The Washington political train wreck and month end flow has left the US dollar teetering on the brink of a cliff. After struggling through a torturous time last week, and just when it appeared the USD onslaught had abated, the dollar bulls were swallowed up by the expanding “DMV” political sinkhole.And while month end portfolio flows were not as unruly as they can usually be, USD sellers were coming out of the woodwork and could be found in every corner of the market.
However, we are entering a data-laden week for the USD, and we should expect this to come into trading decisions.With currencies trading at multi year highs will acrophobia set in before US payrolls? Since a good portion of the overnight dollar swoon was inspired on the back of month end portfolio adjustment, it's difficult to envision more dollar selling ahead of the US economic data.

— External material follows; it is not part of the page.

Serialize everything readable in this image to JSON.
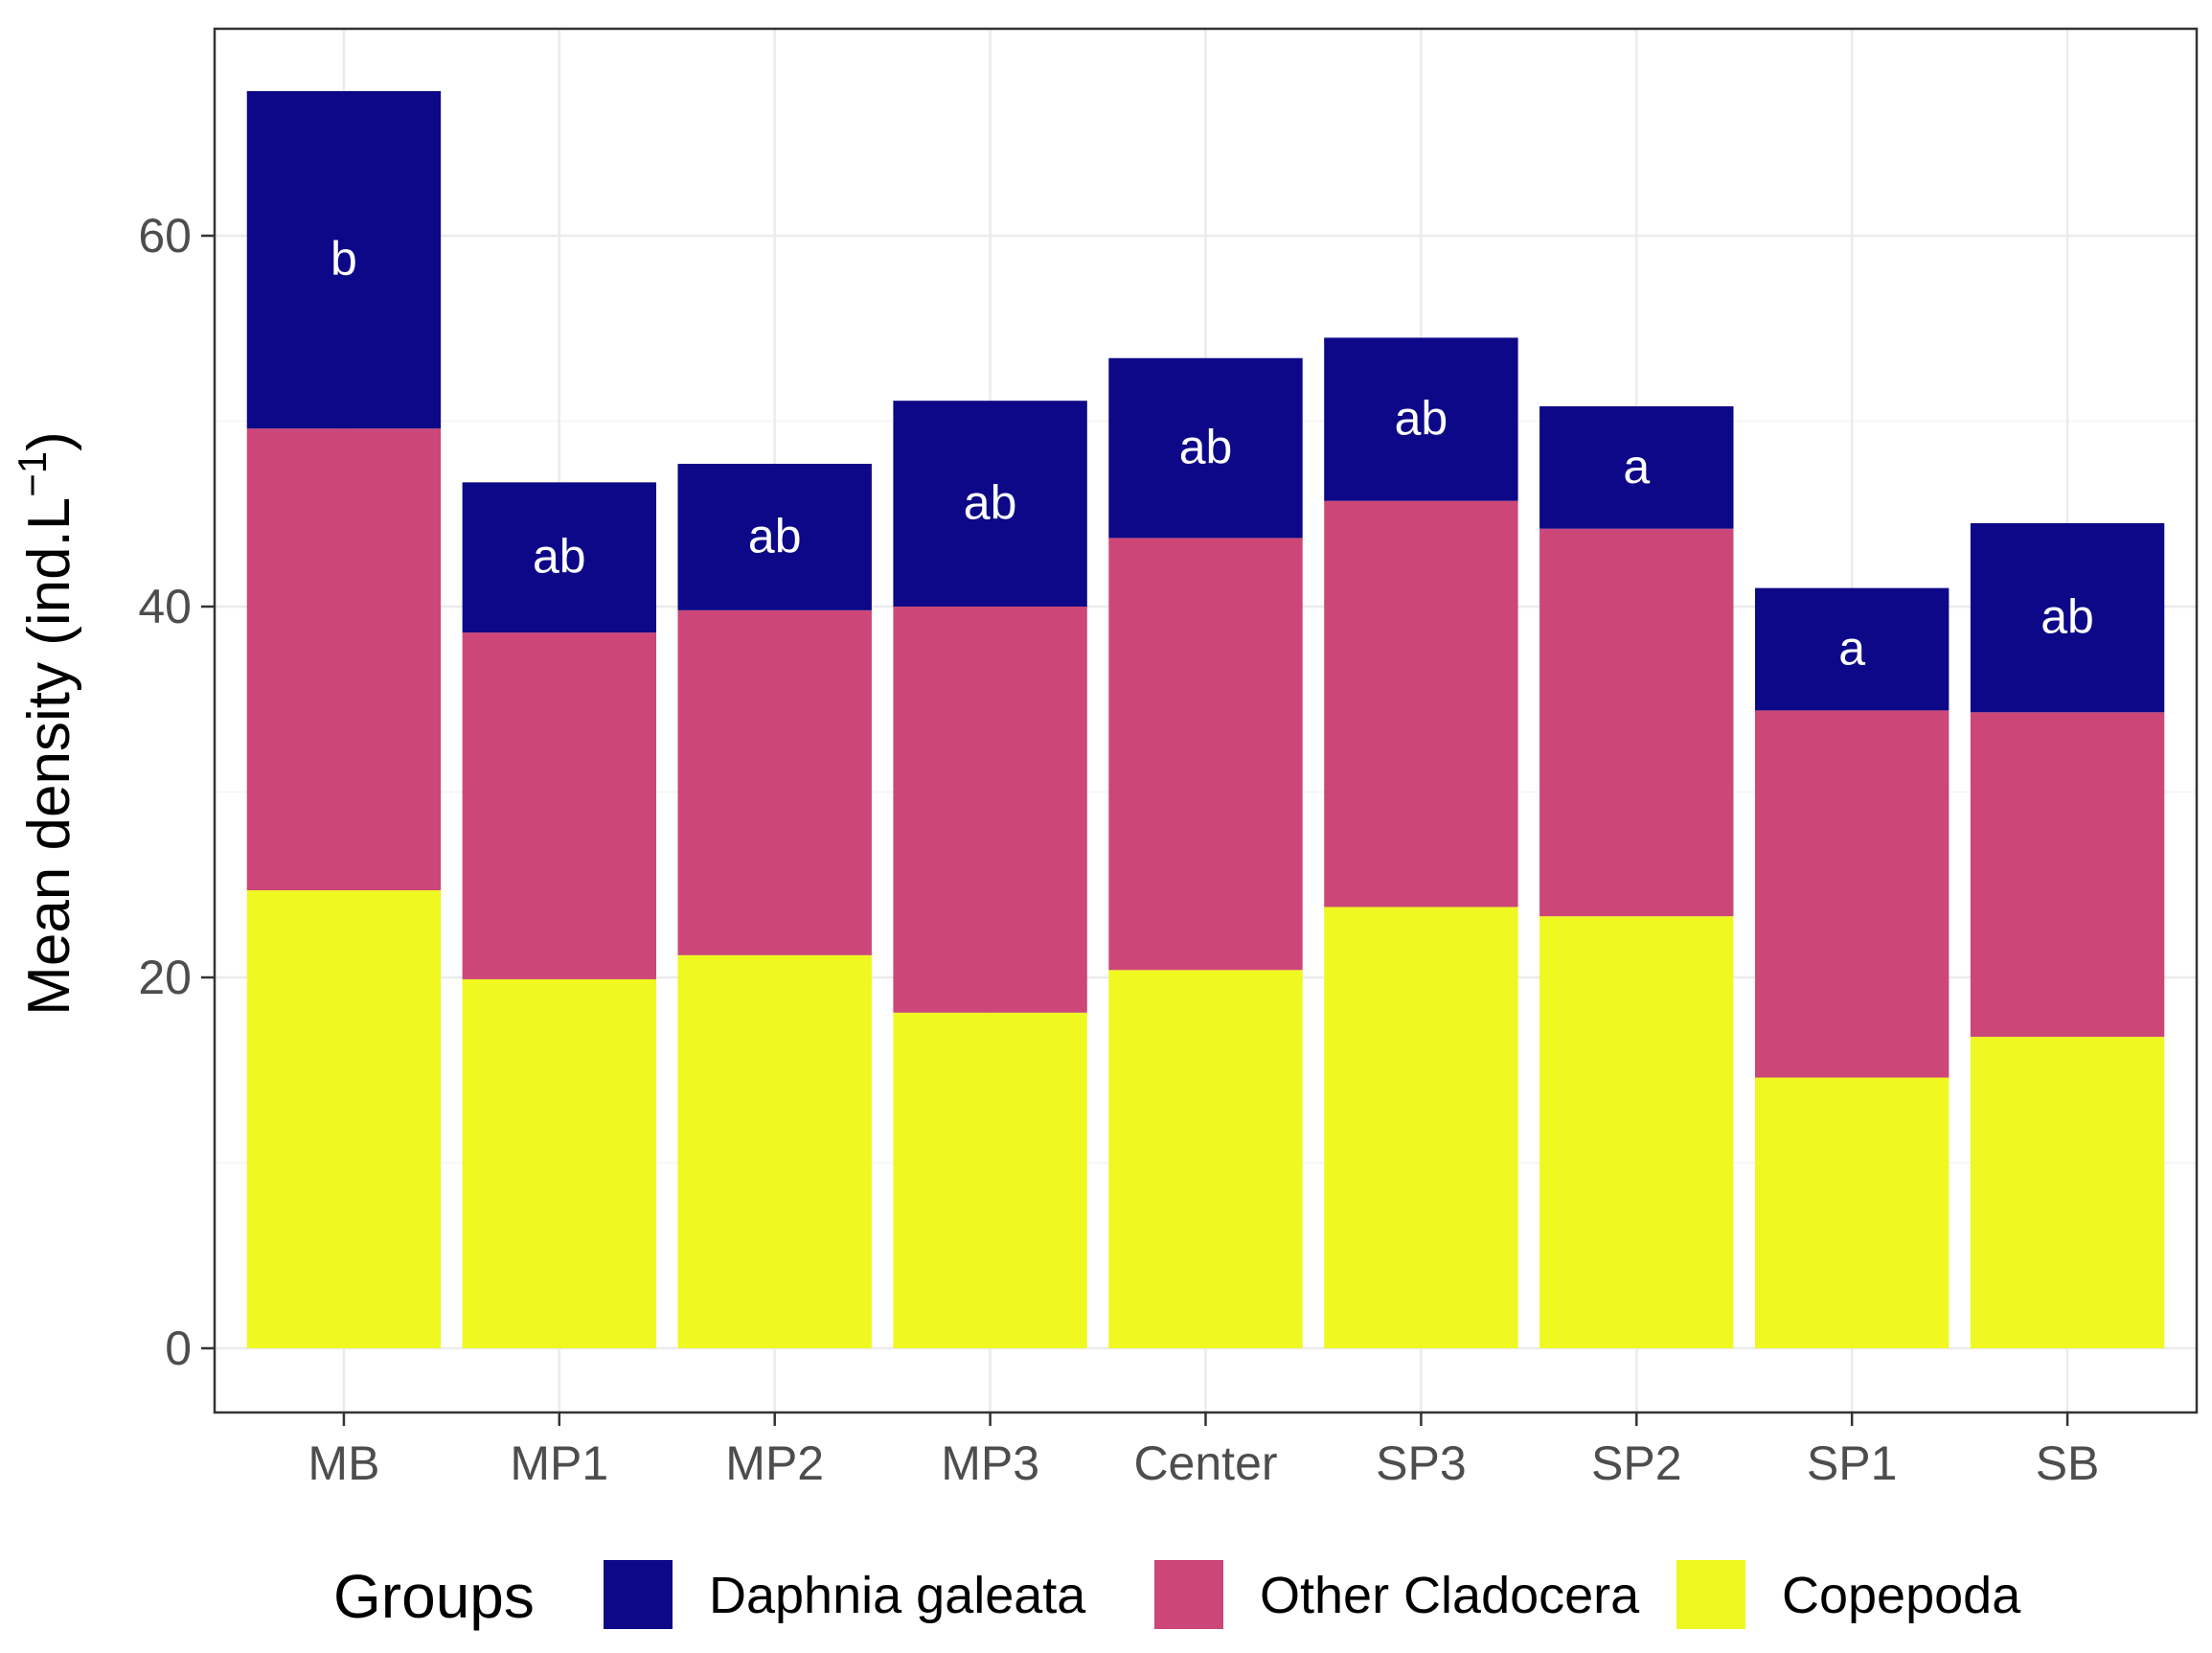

But the troublesome political headlines continue to weigh on sentiment, and while the removal of a White House communications is hardly market moving fodder, it does point to growing instability in the Trump administration where Senior White House official continue to have very short shelf lives. Add in the US government's diplomatic fracas with Russia and the confusing narrative over North Korea, political tensions in Washington remain on a rolling boil.
The RBA rate decision is the primary regional focus today. Last week Governor Lowe and Deputy Governor Debelle leaned against the view that interest rates in Australia will track other G-10 central bankers policy normalisation. However, the post rate decision statement does not offer this latitude and given the economic pick up in Australia it's highly unlikely the RBA will downgrade their economic assessment and move off their neutral policy stance.
Expect a range trade day in APAC as the market awaits PMI data across Europe and the US PCE prints. But we should expect the market is to lighten up long EUR positions at current levels given the month and USD selling influence but maintain a stronger EURO bias while in buying the dip mode.
USDJPY continues to trade heavy on the back of a weaker dollar. With North Korea and shambolic US administration headlines filling the airwaves, topside moves will be limited.
Wait and see mode ahead of the RBA policy decision but it remains a US dollar story line on the back of a dovish Fed outlook.